Your galaxy saving, ragtag group of heroes are back again for the second instalment of Guardians of the Galaxy, bringing with it popular tracks from the 70s, fluorescent lighting and aliens galore.
Guardians of the Galaxy Vol 2 (“GOTG2“) sees the return of Marvel’s cosmic guardians, Peter Quill a.k.a Star-Lord (Chris Pratt), Gamora (Zoe Saldana), Drax (Dave Bautista), Rocket (Bradley Cooper) and ‘Baby’ Groot (Vin Diesel), as they endeavour to save the Universe, again.
It came as no surprise that right from the beginning, it was Baby Groot that stole the show, with his pint-sized adorableness and wicked moves (yes, that’s right, we’re given another glimpse of dancing Baby Groot!). Unlike the first film, which placed more significance on Peter and Gamora, GOTG2 provided plenty more screen time to the other members of the group, namely Rocket and Yondu (Michael Rooker). Through small glimpses of their back-story, as well as reasons behind their respective personalities, we are given more insight into their characters and are able to feel much more of a connection with the pair unlike in the first film. Plus, because of Yondu, we are able to see the ‘Italian Stallion’ himself, Sylvester Stallone, in the film, as a character who may end up being quite significant in future films.

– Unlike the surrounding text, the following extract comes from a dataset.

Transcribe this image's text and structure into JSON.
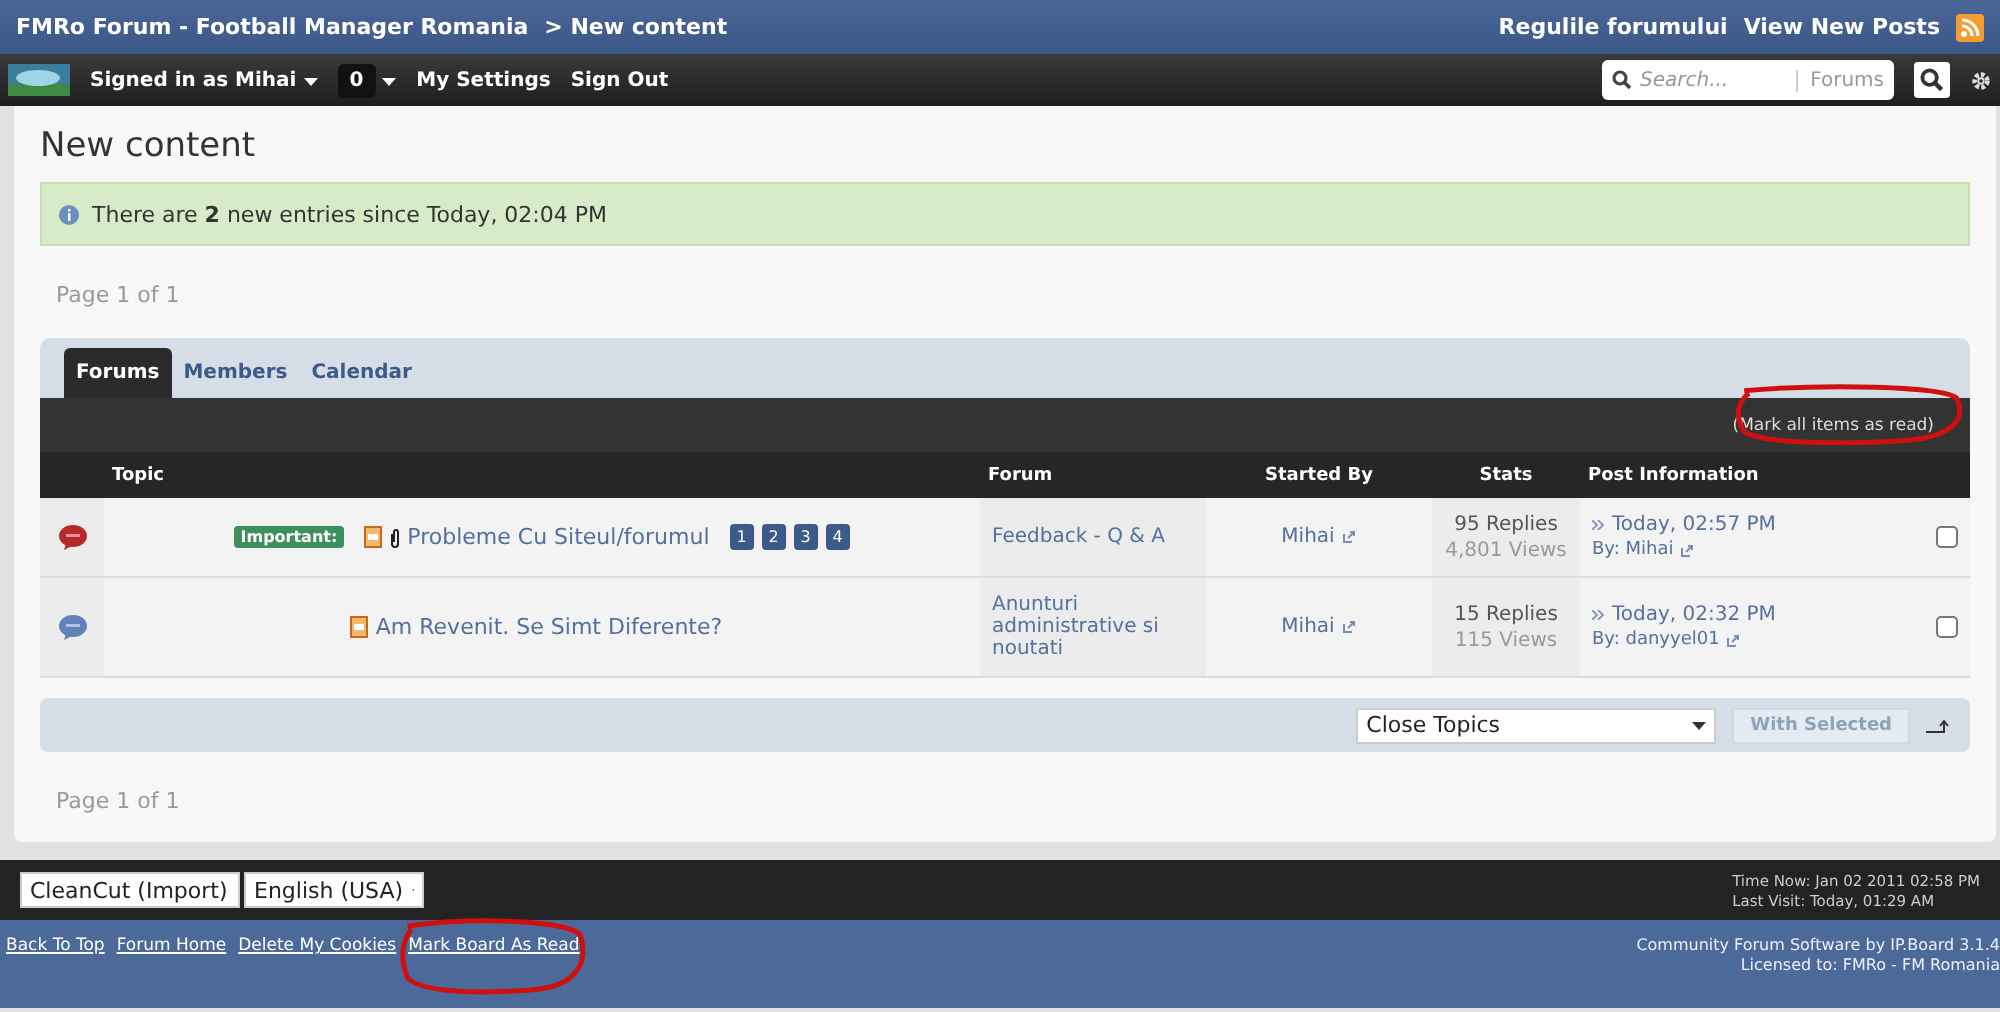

This was similar in the case of Drax, who, while predominantly acting as the film’s comic relief, also showed a more ‘human’ side in the film. His slightly offensive teasing of Mantis (Pom Klementieff) brought out many laughs and sealed his fate as the group clown but it is his quiet and melancholic reminiscence about his lost family that truly captivated us.
Of course, Gamora’s misguided sister, Nebula (Karen Gillan), also played a significant part in the film, being portrayed as less aggressive and actually quite endearing in some strange way, compared to her personality in the first film. It was quite satisfying to watch the sisters finally hash out their differences, revealing the true reason for Nebula’s hatred towards Gamora.
In this way, each of the Guardians were given a decent chunk of screen time across both GOTG films. While this should feel satisfactory, as a viewer who enjoys character development during the course of a film, I was slightly disappointed by the lack of character development, particularly in terms of Peter and Gamora, who virtually appear to be exactly the same as they were in the first film.
The basis of the GOTG2 is on Peter’s heritage and his relationship with Ego (Kurt Russell), which held so much potential story wise. Instead, the relationship felt rushed without any real substance. Similarly, both the previous film and GOTG2 made it seem as if there was a love-hate relationship between Peter and Gamora, the chemistry between them entertaining due to Peter’s obvious attraction and Gamora’s cold rejections towards Peter’s advances. It felt like a let down for Gamora to show less hostility toward Peter, going so far as to hint at some reciprocation of Peter’s feelings, thereby succumbing to being just another damsel taken by the rugged good-looks of her leader.
The Guardians thrive on being a disorderly group of heroes who happen to pull off being galactic saviours. Unlike The Avengers, the Guardians are expected to make blunders, struggle to find their footing and miraculously save the day. This was definitely shown in GOTG2, with more emphasis placed on the bickering and banter between the group, which I took as Marvel’s way of illustrating the slightly dysfunctional but familial bond the group has. It was incredibly predictable for the group to bicker and split up, only to realise at the very end that they were, indeed, a family. Haven’t we seen this somewhere before?
Of course, being a Marvel film, especially one that focuses on the psychedelic and colourful, it would be difficult to find fault with the film. As with the first film, the visuals were especially breathtaking and stunning, with attractive colours that made for a visual treat, particularly in 3D. However, I was less than thrilled by a lack of awesome technology and weaponry. Seeing Yondu control his mystical arrow by whistling was cool but it would have been nice to see more. To be honest, the film could have done with a lot more time in space too, another key feature about the GOTG series that seemed to have been kept minimal in this sequel film. At least the awesome mix soundtrack of the film was still awesome and rather catchy.
As it stands, the GOTG series will always be an entertaining watch for its portrayal of seemingly underdog Marvel superheroes, fun-filled galactic adventures, affable humour and an all around good time by way of fantastic visuals and an unforgettable soundtrack. Despite needing some minor improvements (in my opinion), GOTG2 was almost as good as the first film (some might say that it’s even better due to Baby Groot playing a big part) and certainly paves the way for future Marvel films.
Note: Stay for the entertaining post credit scenes.